The post discusses an interesting energy saving lighting circuit design which switches ON only when it is logically required thus helps to save electricity, and also increases the working life of the whole system.

Technical Specifications


Hello Swagatam,

Thanks for response, the details which you asked are as such ,
1. solar charger circuit to charge a lead acid battery.
2. my project demands that in a room if someone is present then LED's should be always on.
3. if the natural light is good then it should dim its light .
4. if nobody is there in room then after a delay of 1-2 min it should switch off.
5. provision to shut down during holidays.
All i need is my department room during college hour or after if needed should be lighted with using solar energy directly or through batteries.

I am really counting on you , I DON'T HAVE ANYONE WHO CAN TEACH ME THIS AND I GOOGLED IT LOT BUT ITS NOT WORKING OUT.

The Design


AS per the request the following energy saving intelligent light circuit consists of three separate stages, viz: the PIR sensor stage, the LED module stage, and the PWM light controller stage consisting of a couple of IC555.
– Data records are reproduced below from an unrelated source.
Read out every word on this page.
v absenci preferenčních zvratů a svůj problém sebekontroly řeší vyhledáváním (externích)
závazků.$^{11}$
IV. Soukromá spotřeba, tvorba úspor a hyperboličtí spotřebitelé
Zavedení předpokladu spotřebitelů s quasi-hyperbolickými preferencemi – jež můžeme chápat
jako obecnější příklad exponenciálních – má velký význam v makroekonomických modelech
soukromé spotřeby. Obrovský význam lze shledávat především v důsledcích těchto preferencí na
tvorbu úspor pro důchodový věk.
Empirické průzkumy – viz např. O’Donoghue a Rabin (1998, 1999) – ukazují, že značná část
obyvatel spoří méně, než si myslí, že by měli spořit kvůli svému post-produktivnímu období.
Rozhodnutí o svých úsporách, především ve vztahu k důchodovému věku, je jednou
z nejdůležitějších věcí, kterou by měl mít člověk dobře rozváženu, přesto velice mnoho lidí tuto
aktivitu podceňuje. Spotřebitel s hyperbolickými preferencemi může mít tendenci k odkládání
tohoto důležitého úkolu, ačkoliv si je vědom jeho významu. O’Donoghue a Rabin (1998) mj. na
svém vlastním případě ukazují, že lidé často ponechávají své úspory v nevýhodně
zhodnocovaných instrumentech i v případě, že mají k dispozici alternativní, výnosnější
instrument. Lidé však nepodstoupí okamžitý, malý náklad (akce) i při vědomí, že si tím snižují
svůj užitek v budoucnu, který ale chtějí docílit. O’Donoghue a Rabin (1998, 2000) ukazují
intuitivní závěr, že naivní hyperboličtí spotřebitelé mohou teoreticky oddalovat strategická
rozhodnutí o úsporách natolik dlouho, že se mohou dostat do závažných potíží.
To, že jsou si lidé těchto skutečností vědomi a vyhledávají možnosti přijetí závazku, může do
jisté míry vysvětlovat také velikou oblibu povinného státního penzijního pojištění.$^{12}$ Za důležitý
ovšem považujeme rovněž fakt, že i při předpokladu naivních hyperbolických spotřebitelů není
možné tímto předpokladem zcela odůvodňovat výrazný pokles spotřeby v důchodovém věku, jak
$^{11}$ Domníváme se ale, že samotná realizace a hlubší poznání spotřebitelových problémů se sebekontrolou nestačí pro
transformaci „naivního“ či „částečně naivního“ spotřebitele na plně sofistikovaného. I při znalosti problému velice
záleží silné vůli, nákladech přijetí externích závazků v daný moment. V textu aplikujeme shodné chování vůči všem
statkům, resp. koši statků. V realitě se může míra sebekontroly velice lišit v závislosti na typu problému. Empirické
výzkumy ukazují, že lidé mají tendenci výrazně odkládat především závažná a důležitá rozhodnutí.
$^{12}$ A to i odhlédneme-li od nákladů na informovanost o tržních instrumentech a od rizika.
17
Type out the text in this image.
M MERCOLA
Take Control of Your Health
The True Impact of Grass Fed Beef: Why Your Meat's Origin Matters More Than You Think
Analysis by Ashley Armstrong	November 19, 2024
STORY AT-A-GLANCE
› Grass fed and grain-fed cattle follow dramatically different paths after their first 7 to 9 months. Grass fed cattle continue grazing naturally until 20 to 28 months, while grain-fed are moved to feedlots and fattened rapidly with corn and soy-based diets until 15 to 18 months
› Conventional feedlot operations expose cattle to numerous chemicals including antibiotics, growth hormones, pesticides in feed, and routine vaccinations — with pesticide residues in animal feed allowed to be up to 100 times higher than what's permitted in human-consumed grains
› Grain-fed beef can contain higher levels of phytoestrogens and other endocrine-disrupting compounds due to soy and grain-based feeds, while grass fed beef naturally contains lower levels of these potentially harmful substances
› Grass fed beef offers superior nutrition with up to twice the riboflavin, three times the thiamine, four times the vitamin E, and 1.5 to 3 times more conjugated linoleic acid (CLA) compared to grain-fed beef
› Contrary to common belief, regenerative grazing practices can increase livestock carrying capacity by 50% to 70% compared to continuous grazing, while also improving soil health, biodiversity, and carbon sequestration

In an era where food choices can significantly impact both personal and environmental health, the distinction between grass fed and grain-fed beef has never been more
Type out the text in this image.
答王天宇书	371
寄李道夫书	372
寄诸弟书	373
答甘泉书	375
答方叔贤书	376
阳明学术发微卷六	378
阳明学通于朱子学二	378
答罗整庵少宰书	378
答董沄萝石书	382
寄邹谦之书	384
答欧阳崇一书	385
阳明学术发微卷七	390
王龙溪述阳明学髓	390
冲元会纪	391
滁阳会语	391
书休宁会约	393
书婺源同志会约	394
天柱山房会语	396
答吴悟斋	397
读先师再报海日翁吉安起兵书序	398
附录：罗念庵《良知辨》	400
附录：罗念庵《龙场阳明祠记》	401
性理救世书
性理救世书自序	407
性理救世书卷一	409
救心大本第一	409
Let's understand the the different stages with the following points:

The upper stage consisting of the PIR sensor module, and the associated circuit forms a standard passive infrared sensor stage.

In the presence of humans in the specified range, the sensor detects it and it's internal circuitry converts it to a potential difference so that it's fed to the base of the first NPN transistor.

The above trigger, activate both the transistors, which in turn switch ON the LEDs connected at the collector of the TIP127.

The above stage makes sure that the lights are  ON only during the presence of humans in the vicinity, and are switched OFF when there's nobody around. C5 ensures the lights don't switch OFF immediately in the absence of humans rather after a few seconds of delay.

Using PWM


Next, we see two IC 555 stages which are configured as  standard astable and PWM generator stages. C1 determines the frequency of the PWM, while the R1 resistor may be used for optimizing the correct response from the circuit.

The PWM output is fed to the base of TIP127 transistor. This means, when the PWM pulses consist wider pulses, keeps the transistor switched OFF for greater periods of time, and vice versa.

It implies, with wider PWMs, the LED would be weaker with their intensity, and vice versa.

We all know that the PWM output from a 555 IC (as configured in the right hand side section) depends on the voltage level applied at its control pin#5.

With higher voltages nearing the supply level makes the PWM output wider, while voltage nearing the zero mark makes the PWMs with minimum widths.

A potential divider stage made with the help of R16, R17 and VR2 accomplishes the above function such that the IC responds to the external ambient light conditions, and generates the required optimized PWMs for implementing the LED dimming functions.

R16 is actually an LDR which must receive ONLY the light from external source entering the room.
When the external light is bright, the LDR offers lower resistance thereby increasing the potential at pin#5 of the IC, This prompts the IC to generate wider PWMs making the LEDs grow dimmer.

During low ambient light levsl, the LDR offers higher resistance initiating the opposite results, that is, now the LEDs start getting brighter proportionately.

The 220K pot may be adjusted to get the best possible response from the IC 555 stage, as per individual preferences.

 

 



As per the request, the above circuit must be powered from a battery, charged from a solar charger controller circuit. I have explained many solar charger controller circuits in this blog, the LAST CIRCUIT given in the article may be used for the present application.